Now we count the various ways in which (a,b) can be 01-bad.

Suppose first that the 0-cell is too small. We sum in b, bound $f_{i,U^\perp}$ crudely by 1 and bound this case by

$\sum_a {\Bbb E} 1_{{\Bbb E}(1_{E_0^a}|{\mathcal B}^{M'L+l}_\emptyset) \lt \varepsilon^{0.1}/2^M} 1_{E_0^a}.$

The summand is at most $\varepsilon^{0.1}/2^M$, and the total contribution here is thus $O( \varepsilon^{0.1} )$.

Similarly for the cases when the 1-cell is too small. Now we look at the case where the 0-cell is too unstable. There are $O_M(1)$ choices for a,b,c here, and the net contribution of each choice is at most

${\Bbb E} 1_{osc(1_{E_0^a}) \geq L^{-0.1}}.$

But we know that $osc(1_{E_0^a})$ has an $L^2$ norm of $O_{M,\varepsilon}(L^{-1/2})$, thus the total contribution here is at most $O_{M,\varepsilon}(L^{-0.1}) = O(\varepsilon^{0.1})$. Similarly for the cases where the 1-cell, 01-cell, or $f_{2,err}$ is too unstable.

Now we look at the contribution where A is too sparse.

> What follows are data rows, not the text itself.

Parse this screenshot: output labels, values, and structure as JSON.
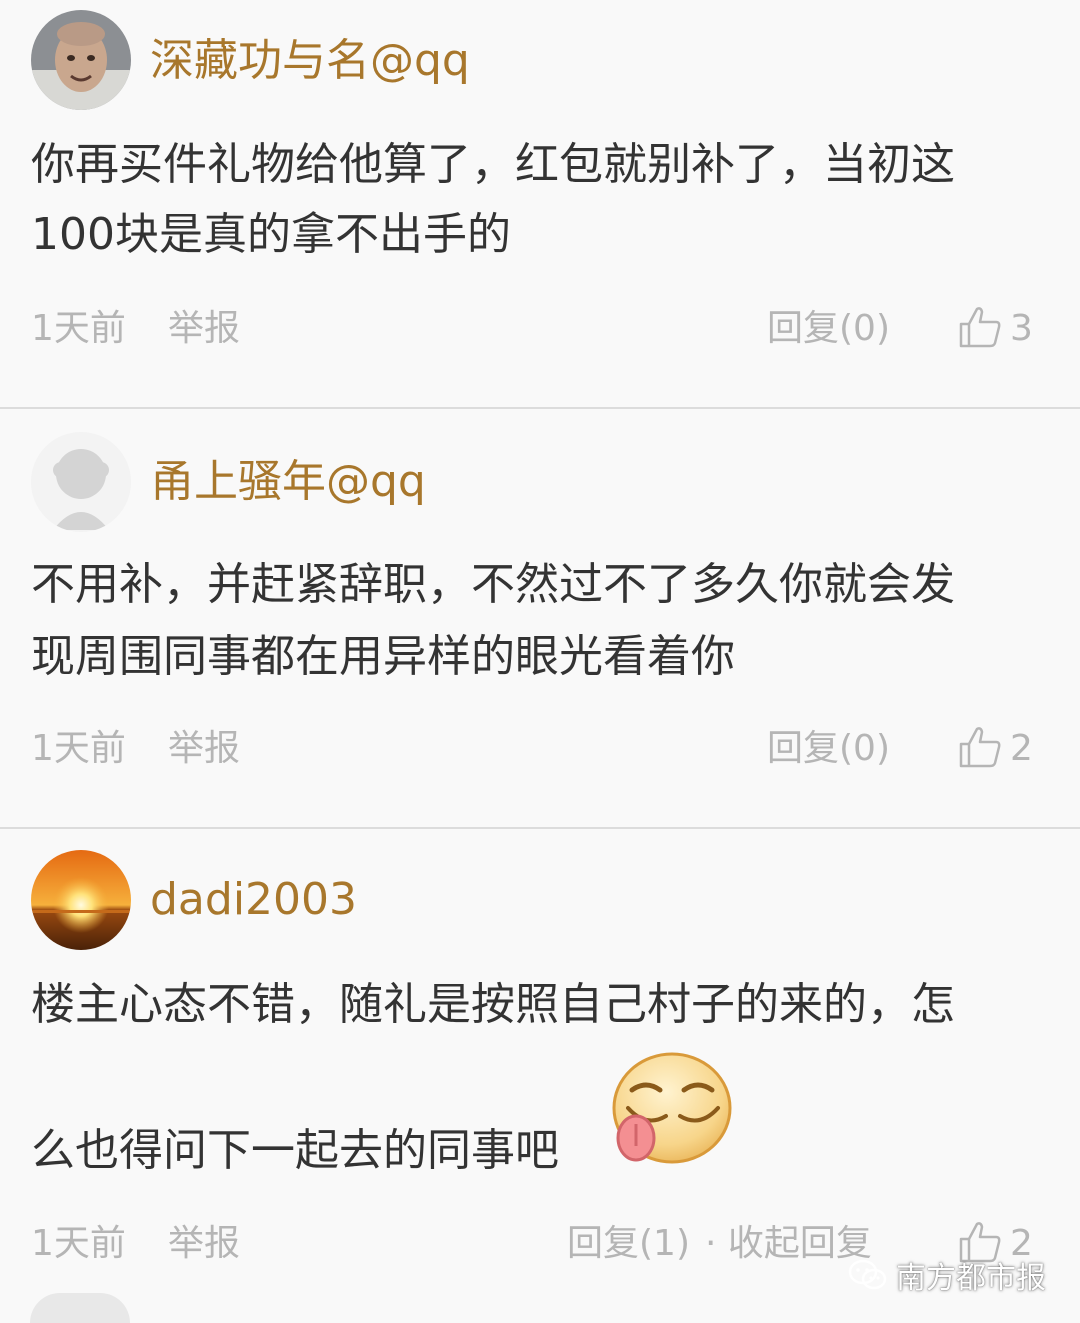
{
  "comments": [
    {
      "username": "深藏功与名@qq",
      "text_lines": [
        "你再买件礼物给他算了，红包就别补了，当初这",
        "100块是真的拿不出手的"
      ],
      "time": "1天前",
      "report": "举报",
      "reply": "回复(0)",
      "likes": "3"
    },
    {
      "username": "甬上骚年@qq",
      "text_lines": [
        "不用补，并赶紧辞职，不然过不了多久你就会发",
        "现周围同事都在用异样的眼光看着你"
      ],
      "time": "1天前",
      "report": "举报",
      "reply": "回复(0)",
      "likes": "2"
    },
    {
      "username": "dadi2003",
      "text_lines": [
        "楼主心态不错，随礼是按照自己村子的来的，怎",
        "么也得问下一起去的同事吧"
      ],
      "time": "1天前",
      "report": "举报",
      "reply": "回复(1)",
      "collapse": "· 收起回复",
      "likes": "2"
    }
  ],
  "watermark": {
    "text": "南方都市报",
    "icon": "wechat-icon"
  },
  "colors": {
    "username": "#a8772c",
    "text": "#333333",
    "meta": "#b5b5b5",
    "background": "#f9f9f9",
    "divider": "#dcdcdc"
  }
}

We discard $f_{1,U^\perp}, f_{2,U^\perp}$ and bound $f_{0,U^\perp}$ by $\varepsilon^{0.1}$. Summing in a,b,c, we get a total contribution of $O(\varepsilon^{0.1})$.

Finally, we look at the contribution where A is too irregular. We know that $|f_{2,err}|$ has an $L^2$ (and hence $L^1$) norm of $O(\varepsilon)$. By Chebyshev, the set where

${\Bbb E}(|f_{2,err}| | {\mathcal B}^{M'L+l}_\emptyset) \gt \varepsilon^{0.9}$

has measure $O(\varepsilon^{0.1})$. On any cell of ${\mathcal B}^{M'L+l}_\emptyset$ outside of this set, an application of the pigeonhole principle shows that the union of all the $E_0^a \cap E_1^b$ for which

${\Bbb E}(|f_{2,err}| 1_{E_0^a \cap E_1^b} |{\mathcal B}^{M'L+l}_\emptyset) \gt \varepsilon^{0.9} {\Bbb E}(1_{E_0^a \cap E_1^b} |{\mathcal B}^{M'L+l}_\emptyset)$

has a net density of $O(\varepsilon^{0.1})$ inside this cell. The total contribution to (5) from these cases is thus $O(\varepsilon^{0.1})$ (here we discard all the $f_{i,U^\perp}$).

Putting all this together we obtain

${\Bbb E} \prod_{i=0,1,2} f_{i,U^\perp} \ll \varepsilon^{0.1} + O_{M,\varepsilon}(1/F(M))$

and this contradicts the large intersection property by choosing $\varepsilon$ sufficiently small depending on $\delta$, and also choosing F sufficiently rapidly growing depending on $\varepsilon$.